Current valuations of several large IT companies have started resembling commodity valuations. We feel that these discount significant potential negatives and we could be in for positive surprises in the sector's performance.
Your portfolio shows you are bullish on banks. However, with gains from treasury profits coming down, do you think banks are good long-term investments?
Our fundamental reasons for bullishness on the banking sector are: 1) balance-sheet restructuring, 2) extremely attractive valuations, 3) and long-term positive development for the sector in the form of the Securitisation Bill.
We do not view treasury gains as core/recurring income, and hence, these were not significant variables in our decision to get overweight on the sector. We feel, given the reasonably large universe of banking stocks, there are enough opportunities even now in the sector which offer good investment value.
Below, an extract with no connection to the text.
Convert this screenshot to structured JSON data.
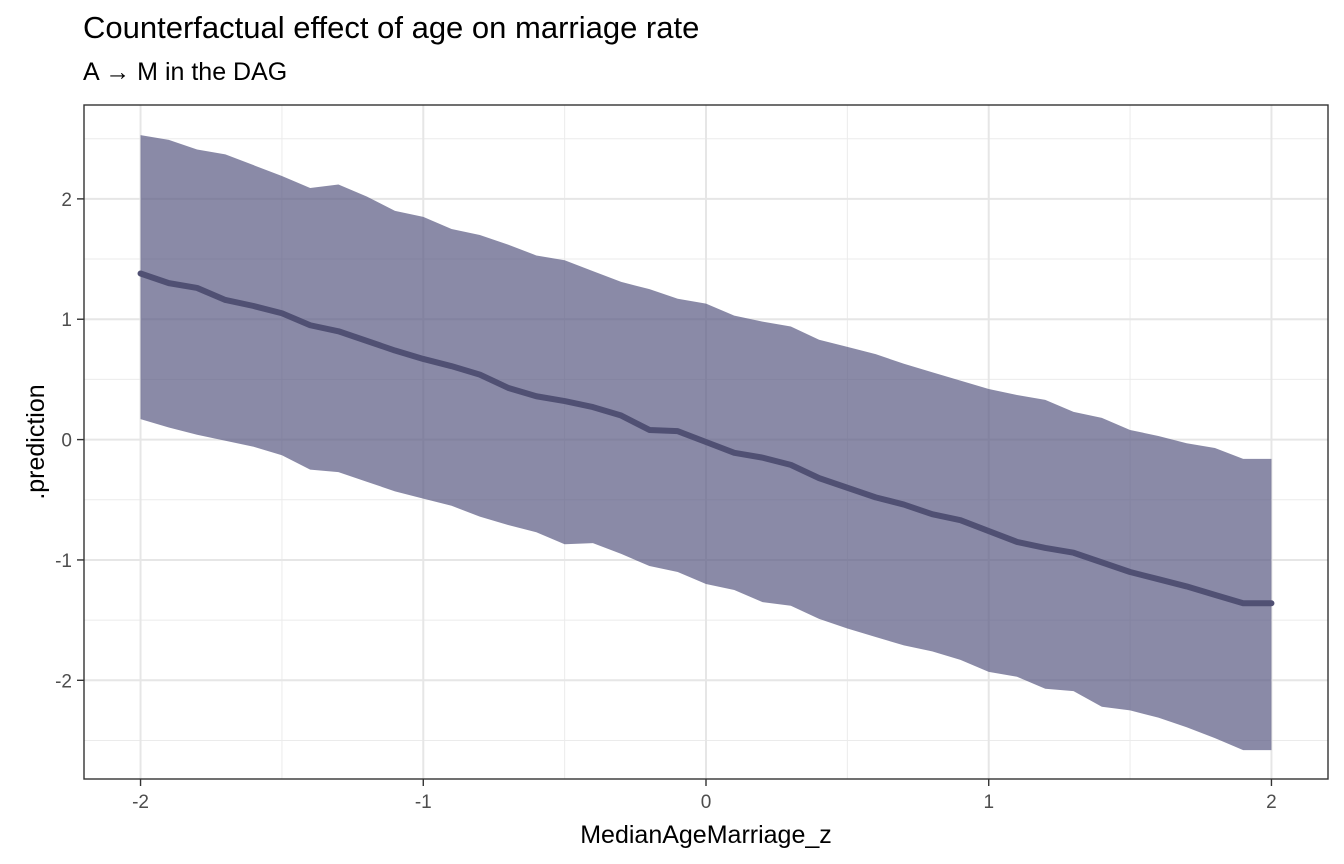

What is your outlook on the heavy engineering sector, especially with reference to companies like Bhel and ABB?
There have been two key positive developments for the sector last year - one of which is very recent: 1) The signing of the tripartite agreement by a majority of states, and 2) the passage of the Electricity Bill.
We believe the positive impact of these developments on the sector has not even begun. We continue to be bullish.
Which sectors do you expect will outperform in future?
We are bullish on electrical equipment (engg/capital goods), banking, automobiles, ferrous and non-ferrous metals and refining/oil & gas. We are also watching the IT sector closely.